Wenn Christian Lochte gewußt hätte, daß er an einem strahlenden Sommernachmittag sterben muß, mit 55 Jahren, er hätte wohl so sterben wollen, wie es ihm am Dienstag dieser Woche widerfahren ist: bei einem sportlichen Wettkampf, mit dem Tennisschläger in der Hand. Er liebte Tennis; vor ein paar Jahren fuhr er noch des öfteren mit dem Fahrrad zum Dienst im Landesamt für Verfassungsschutz am Hamburger Johanniswall. Es ist ihm gewiß schwergefallen, in den gepanzerten BMW umzusteigen, seit er seinen Namen auf einer Abschußliste der RAF fand.

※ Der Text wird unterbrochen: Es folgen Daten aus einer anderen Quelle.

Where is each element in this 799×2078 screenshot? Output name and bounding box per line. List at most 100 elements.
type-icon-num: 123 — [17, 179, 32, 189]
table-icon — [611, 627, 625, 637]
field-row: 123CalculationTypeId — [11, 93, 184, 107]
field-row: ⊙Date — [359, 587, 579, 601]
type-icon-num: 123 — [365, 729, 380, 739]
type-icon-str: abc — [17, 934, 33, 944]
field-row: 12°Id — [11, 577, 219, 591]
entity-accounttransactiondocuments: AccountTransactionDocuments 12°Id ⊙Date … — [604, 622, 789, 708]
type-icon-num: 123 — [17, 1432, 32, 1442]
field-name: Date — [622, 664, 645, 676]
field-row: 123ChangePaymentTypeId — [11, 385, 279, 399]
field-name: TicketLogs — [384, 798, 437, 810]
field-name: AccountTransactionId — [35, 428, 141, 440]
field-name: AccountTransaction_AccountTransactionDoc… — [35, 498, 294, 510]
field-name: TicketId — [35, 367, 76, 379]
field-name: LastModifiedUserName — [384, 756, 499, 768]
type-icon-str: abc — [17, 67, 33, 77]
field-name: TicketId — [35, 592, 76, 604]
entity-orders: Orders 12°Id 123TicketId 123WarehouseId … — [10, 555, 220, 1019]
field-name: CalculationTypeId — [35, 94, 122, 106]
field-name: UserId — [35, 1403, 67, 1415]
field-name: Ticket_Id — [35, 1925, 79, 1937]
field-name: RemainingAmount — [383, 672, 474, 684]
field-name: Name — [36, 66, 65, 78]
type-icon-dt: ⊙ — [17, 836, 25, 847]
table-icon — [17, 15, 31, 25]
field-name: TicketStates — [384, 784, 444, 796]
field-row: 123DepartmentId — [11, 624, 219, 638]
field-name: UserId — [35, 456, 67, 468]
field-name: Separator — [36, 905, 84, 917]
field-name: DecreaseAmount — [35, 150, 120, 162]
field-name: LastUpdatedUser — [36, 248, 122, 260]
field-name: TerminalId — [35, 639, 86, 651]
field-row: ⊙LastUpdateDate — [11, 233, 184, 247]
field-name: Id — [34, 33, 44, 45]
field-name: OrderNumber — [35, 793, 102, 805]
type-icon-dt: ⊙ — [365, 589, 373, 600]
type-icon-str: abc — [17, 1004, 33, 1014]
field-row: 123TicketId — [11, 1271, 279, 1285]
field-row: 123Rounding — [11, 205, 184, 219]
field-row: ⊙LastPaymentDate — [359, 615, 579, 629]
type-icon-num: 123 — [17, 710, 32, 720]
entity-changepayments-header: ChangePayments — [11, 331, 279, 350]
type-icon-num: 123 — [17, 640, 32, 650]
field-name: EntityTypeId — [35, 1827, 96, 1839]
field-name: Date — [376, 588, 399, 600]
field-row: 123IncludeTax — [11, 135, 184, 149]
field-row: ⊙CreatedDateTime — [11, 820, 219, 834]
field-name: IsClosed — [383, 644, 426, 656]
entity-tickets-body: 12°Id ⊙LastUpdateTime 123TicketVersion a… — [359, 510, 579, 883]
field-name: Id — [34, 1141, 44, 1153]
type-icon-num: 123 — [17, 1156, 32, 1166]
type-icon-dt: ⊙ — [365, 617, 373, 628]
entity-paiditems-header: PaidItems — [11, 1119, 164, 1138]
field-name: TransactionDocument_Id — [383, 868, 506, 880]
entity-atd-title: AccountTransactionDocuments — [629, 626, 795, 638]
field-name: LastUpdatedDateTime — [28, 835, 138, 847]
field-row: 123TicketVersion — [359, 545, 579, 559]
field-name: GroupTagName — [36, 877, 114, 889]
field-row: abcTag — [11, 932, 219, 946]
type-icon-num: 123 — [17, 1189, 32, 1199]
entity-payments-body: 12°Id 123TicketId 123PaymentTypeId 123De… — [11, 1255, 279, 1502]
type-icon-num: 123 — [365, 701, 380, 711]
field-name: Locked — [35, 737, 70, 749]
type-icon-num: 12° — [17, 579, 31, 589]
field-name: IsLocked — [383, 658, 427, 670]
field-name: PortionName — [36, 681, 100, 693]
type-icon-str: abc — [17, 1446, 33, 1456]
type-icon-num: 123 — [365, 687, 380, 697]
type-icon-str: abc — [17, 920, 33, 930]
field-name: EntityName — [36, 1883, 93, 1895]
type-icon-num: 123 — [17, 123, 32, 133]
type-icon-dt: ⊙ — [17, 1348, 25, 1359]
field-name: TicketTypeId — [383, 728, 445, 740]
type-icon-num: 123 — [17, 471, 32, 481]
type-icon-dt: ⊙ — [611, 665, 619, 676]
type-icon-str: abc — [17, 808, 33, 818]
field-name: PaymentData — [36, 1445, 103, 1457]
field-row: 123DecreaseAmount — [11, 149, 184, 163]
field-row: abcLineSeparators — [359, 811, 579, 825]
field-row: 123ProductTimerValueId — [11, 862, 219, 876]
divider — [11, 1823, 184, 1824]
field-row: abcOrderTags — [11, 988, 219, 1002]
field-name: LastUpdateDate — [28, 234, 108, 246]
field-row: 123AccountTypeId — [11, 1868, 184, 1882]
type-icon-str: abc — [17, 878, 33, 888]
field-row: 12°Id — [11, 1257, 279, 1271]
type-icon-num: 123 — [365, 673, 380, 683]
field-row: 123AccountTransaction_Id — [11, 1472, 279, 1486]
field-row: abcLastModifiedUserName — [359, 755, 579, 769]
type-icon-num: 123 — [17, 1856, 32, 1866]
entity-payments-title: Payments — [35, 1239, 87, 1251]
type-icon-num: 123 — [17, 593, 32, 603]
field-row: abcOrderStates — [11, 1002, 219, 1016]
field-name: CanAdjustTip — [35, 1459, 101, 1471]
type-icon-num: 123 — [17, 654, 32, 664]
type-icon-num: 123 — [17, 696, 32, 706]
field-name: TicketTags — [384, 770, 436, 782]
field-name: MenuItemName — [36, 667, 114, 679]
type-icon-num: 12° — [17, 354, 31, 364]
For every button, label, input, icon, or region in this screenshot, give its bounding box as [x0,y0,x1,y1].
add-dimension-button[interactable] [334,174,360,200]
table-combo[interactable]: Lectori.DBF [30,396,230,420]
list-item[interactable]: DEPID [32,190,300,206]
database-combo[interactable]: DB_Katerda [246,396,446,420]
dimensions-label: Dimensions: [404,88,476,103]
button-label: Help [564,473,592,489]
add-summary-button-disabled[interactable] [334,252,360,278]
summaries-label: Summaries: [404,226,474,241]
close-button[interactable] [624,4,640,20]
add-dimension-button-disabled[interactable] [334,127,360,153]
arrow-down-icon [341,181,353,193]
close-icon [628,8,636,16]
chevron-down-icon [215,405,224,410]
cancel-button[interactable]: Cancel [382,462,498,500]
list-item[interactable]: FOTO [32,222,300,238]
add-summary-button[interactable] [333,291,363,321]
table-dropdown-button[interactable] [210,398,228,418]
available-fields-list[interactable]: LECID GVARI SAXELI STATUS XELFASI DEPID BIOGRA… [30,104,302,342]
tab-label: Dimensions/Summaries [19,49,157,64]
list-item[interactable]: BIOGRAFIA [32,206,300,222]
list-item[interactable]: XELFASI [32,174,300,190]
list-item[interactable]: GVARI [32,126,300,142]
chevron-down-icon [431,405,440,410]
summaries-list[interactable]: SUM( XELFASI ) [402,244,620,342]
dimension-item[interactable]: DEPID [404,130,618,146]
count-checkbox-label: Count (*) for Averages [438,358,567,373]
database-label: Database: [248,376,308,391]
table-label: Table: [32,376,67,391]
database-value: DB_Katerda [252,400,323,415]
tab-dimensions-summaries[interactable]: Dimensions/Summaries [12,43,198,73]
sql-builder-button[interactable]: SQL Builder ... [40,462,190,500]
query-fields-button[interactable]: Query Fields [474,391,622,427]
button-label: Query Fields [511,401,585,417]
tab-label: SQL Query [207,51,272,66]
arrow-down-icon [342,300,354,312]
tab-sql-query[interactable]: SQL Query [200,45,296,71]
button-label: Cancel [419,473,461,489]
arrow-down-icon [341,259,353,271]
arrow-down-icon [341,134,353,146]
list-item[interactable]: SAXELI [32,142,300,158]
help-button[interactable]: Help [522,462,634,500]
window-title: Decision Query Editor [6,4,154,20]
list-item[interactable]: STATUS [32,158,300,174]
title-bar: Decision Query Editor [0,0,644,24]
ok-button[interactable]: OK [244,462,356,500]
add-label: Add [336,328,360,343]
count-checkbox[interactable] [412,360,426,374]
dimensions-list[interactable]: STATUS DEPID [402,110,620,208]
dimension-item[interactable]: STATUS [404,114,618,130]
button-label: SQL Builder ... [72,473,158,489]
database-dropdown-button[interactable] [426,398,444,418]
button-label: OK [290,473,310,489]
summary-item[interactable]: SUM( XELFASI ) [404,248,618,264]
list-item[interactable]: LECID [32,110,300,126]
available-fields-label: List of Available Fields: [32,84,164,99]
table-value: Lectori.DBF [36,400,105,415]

Lochte war seit gut zehn Jahren Chef der Hamburger Geheimdienstbehörde. Die Sozialdemokraten in der Hansestadt hatten ein wenig über den Schatten ihrer Regierungsmacht springen müssen, als sie ihn – eingeschriebenes Mitglied und ehemals aktiver Funktionär der Echternach-CDU – zum Nachfolger ihres Parteifreundes Hans Josef Horchern machten. Unter seinen Kollegen in den alten Landesämtern war er die herausragende Figur. Das zwangsläufig Konspirative des Dienstes hat ihn nie gehindert, öffentlich zu sagen, was er glaubte sagen zu müssen. Er konnte es lächelnd ertragen, wenn man ihm vorhielt, die Bezeichnung "Verfassungsschutz" sei ja wohl reichlich euphemistisch für eine Behörde, die bestimmungsgemäß wirkliche oder mutmaßliche Staatsfeinde heimlich belausche, also immer in der Gefahr sei, Grundrechte eher zu verletzen denn zu schützen.

Insgeheim dachte er wohl selber so. Die Einspeisung Tausender von Bürgern in Verdachtskarteien hielt er für baren Unsinn. Die Tatsache, daß sein Amt für den sogenannten Radikalenerlaß eingespannt wurde, hat ihn innerlich belastet. Gegen die "Regelanfrage" (zur Verfassungstreue von Beamten-Anwärtern) hat er sich erfolgreich gewehrt. Christian Lochte war ein Liberaler. H.Sch.